Ein Tagungssprecher hatte die Steigerung am Vortag mit "komplexen Herausforderungen für die Sicherheit" und Chinas "Verantwortung als große Macht" begründet. Angesichts zunehmender Drohungen Pekings gegen die demokratische Inselrepublik Taiwan, umstrittener Territorialansprüche Chinas im Ost- und Südchinesischen Meer und der gestiegenen Rivalität mit den USA wird der verstärkte Ausbau der chinesischen Streitkräfte weltweit mit Sorge betrachtet.
Mit Blick auf den Nachbarstaat sprach sich Li Keqiang auch entschieden gegen eine Unabhängigkeit Taiwans aus. In seinem Rechenschaftsbericht rief er zur "friedlichen Wiedervereinigung" mit der demokratische Inselrepublik auf. "Wir Chinesen auf beiden Seiten der Taiwanstraße sind eine Familie - durch Blut verbunden", so der Premier.
Die wirtschaftliche und kulturelle Kooperation mit Taiwan und die "friedliche Entwicklung" der Beziehungen sollten gefördert werden, sagte Li Keqiang vor den knapp 3000 Delegierten. In der Redepassage gab sich der Premier mit dem Hinweis auf die von ihm betonte Blutsbande emotionaler, insgesamt jedoch etwas zurückhaltender als im Vorjahr, als er sich noch ausdrücklich gegen "ausländische Einmischung" und "separatistische Aktivitäten" in Taiwan gewandt hatte.

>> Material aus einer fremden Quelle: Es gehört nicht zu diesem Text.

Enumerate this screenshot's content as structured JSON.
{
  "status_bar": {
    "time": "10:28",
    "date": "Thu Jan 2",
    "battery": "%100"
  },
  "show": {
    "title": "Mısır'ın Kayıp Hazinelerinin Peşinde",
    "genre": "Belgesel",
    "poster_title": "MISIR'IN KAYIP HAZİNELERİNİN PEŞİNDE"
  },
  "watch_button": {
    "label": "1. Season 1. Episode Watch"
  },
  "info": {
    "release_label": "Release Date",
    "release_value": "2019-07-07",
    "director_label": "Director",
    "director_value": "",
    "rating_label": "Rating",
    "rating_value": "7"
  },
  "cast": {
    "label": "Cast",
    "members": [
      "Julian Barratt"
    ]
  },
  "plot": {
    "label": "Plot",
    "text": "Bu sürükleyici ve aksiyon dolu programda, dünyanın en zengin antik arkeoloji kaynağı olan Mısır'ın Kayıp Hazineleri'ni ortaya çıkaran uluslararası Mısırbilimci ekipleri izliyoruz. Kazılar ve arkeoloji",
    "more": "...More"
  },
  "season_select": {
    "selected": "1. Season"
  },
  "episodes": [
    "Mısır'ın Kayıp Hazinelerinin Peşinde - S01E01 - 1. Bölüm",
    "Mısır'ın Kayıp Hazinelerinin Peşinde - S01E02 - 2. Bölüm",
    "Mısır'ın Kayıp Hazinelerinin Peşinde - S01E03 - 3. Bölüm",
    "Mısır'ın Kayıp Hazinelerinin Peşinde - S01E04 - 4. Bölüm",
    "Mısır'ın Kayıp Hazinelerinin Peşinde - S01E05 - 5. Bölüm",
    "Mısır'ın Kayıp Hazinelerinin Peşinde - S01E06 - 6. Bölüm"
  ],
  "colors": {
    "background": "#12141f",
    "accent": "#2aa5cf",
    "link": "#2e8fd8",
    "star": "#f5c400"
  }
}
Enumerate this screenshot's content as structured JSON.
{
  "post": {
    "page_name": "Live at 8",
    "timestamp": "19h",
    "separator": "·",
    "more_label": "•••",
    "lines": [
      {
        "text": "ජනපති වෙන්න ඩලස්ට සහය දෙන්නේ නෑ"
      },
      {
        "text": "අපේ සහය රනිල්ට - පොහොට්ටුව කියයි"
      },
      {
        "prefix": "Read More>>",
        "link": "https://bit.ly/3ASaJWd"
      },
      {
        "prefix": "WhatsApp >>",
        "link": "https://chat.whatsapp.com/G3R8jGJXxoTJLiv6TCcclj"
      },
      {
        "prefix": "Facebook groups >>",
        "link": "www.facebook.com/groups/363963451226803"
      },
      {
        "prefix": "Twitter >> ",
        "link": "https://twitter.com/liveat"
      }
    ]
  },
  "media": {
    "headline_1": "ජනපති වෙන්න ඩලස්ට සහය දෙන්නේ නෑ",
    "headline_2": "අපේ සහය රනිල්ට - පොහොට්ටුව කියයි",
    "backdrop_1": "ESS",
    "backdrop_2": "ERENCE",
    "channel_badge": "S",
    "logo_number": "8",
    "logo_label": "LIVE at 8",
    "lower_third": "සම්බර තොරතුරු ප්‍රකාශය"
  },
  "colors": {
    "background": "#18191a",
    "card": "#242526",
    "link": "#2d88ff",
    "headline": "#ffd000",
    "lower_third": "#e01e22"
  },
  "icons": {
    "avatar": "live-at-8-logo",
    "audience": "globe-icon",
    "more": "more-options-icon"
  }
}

China betrachtet Taiwan als Teil der Volksrepublik und droht letztendlich mit einer Eroberung, falls die "Wiedervereinigung" nicht anders erreicht werden kann. Taiwan gehörte allerdings nie zur 1949 gegründeten kommunistischen Volksrepublik und versteht sich heute längst als unabhängig. Die Insel mit 23 Millionen Einwohnern hat wegen ihrer Lage an wirtschaftlich wichtigen Meeresstraßen geostrategische Bedeutung und wurde von US-Generälen früher auch gerne als "unsinkbarer Flugzeugträger" beschrieben. Experten gehen davon aus, dass im Falle eines chinesischen Angriffs auf Taiwan auch die USA in den bewaffneten Konflikt gezogen werden dürften. Ein Krieg hätte auch enorme Folgen für die Weltwirtschaft. Die Insel ist unter anderem ein führendes Zentrum der Halbleiterindustrie und steht auf Platz 21 der größten Volkswirtschaften der Welt.